Duane Grubert boosted his valuations for Chesapeake's oil and gas reserves, saying that investors have become more comfortable with higher prices. Meanwhile, the company should benefit from its upcoming leadership change, he said.
"We think Chesapeake's new CEO Doug Lawler, due in mid-June, has a good shot at rebranding Chesapeake and enhancing sentiment towards the name," Grubert wrote in a note to investors.
Earlier this week, the Oklahoma City-based oil and gas company named Lawler, an Anadarko Petroleum executive, as its new leader. That came after a tough year during which Chesapeake's board ousted its founder and the company worked to shore up its finances.
Chesapeake's former CEO Aubrey McClendon was ousted in 2012 amid a scandal over his personal investments in the company's oil and gas wells.

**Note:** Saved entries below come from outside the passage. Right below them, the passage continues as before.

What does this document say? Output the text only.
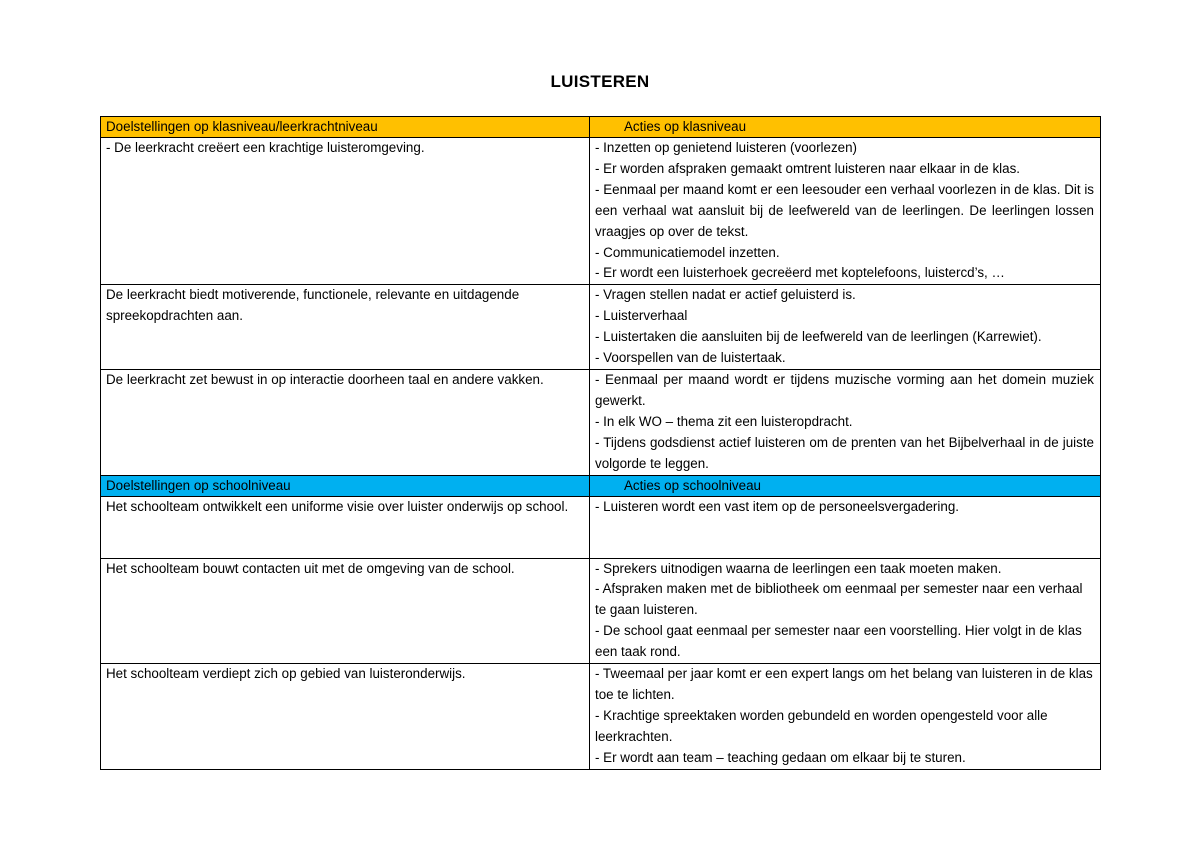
LUISTEREN
Doelstellingen op klasniveau/leerkrachtniveau	Acties op klasniveau
- De leerkracht creëert een krachtige luisteromgeving.	- Inzetten op genietend luisteren (voorlezen)
- Er worden afspraken gemaakt omtrent luisteren naar elkaar in de klas.
- Eenmaal per maand komt er een leesouder een verhaal voorlezen in de klas. Dit is een verhaal wat aansluit bij de leefwereld van de leerlingen. De leerlingen lossen vraagjes op over de tekst.
- Communicatiemodel inzetten.
- Er wordt een luisterhoek gecreëerd met koptelefoons, luistercd’s, …

De leerkracht biedt motiverende, functionele, relevante en uitdagende spreekopdrachten aan.	- Vragen stellen nadat er actief geluisterd is.
- Luisterverhaal
- Luistertaken die aansluiten bij de leefwereld van de leerlingen (Karrewiet).
- Voorspellen van de luistertaak.

De leerkracht zet bewust in op interactie doorheen taal en andere vakken.	- Eenmaal per maand wordt er tijdens muzische vorming aan het domein muziek gewerkt.
- In elk WO – thema zit een luisteropdracht.
- Tijdens godsdienst actief luisteren om de prenten van het Bijbelverhaal in de juiste volgorde te leggen.

Doelstellingen op schoolniveau	Acties op schoolniveau
Het schoolteam ontwikkelt een uniforme visie over luister onderwijs op school.	- Luisteren wordt een vast item op de personeelsvergadering.

Het schoolteam bouwt contacten uit met de omgeving van de school.	- Sprekers uitnodigen waarna de leerlingen een taak moeten maken.
- Afspraken maken met de bibliotheek om eenmaal per semester naar een verhaal te gaan luisteren.
- De school gaat eenmaal per semester naar een voorstelling. Hier volgt in de klas een taak rond.

Het schoolteam verdiept zich op gebied van luisteronderwijs.	- Tweemaal per jaar komt er een expert langs om het belang van luisteren in de klas toe te lichten.
- Krachtige spreektaken worden gebundeld en worden opengesteld voor alle leerkrachten.
- Er wordt aan team – teaching gedaan om elkaar bij te sturen.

The company also continues to sell assets to pare down an enormous debt burden. Chesapeake intends to sell $4 billion to $7 billion in assets this year. It has sold about $2 billion so far in deals that have either been signed or finalized.
Grubert said the sales are important to the company's value and have so far been of "mixed quality." He said that the new CEO could reinvigorate investor attention with a push for capital discipline.
Chesapeake Energy shares rose 36 cents, or 1.7 percent, to $21.21 in premarket trading Wednesday.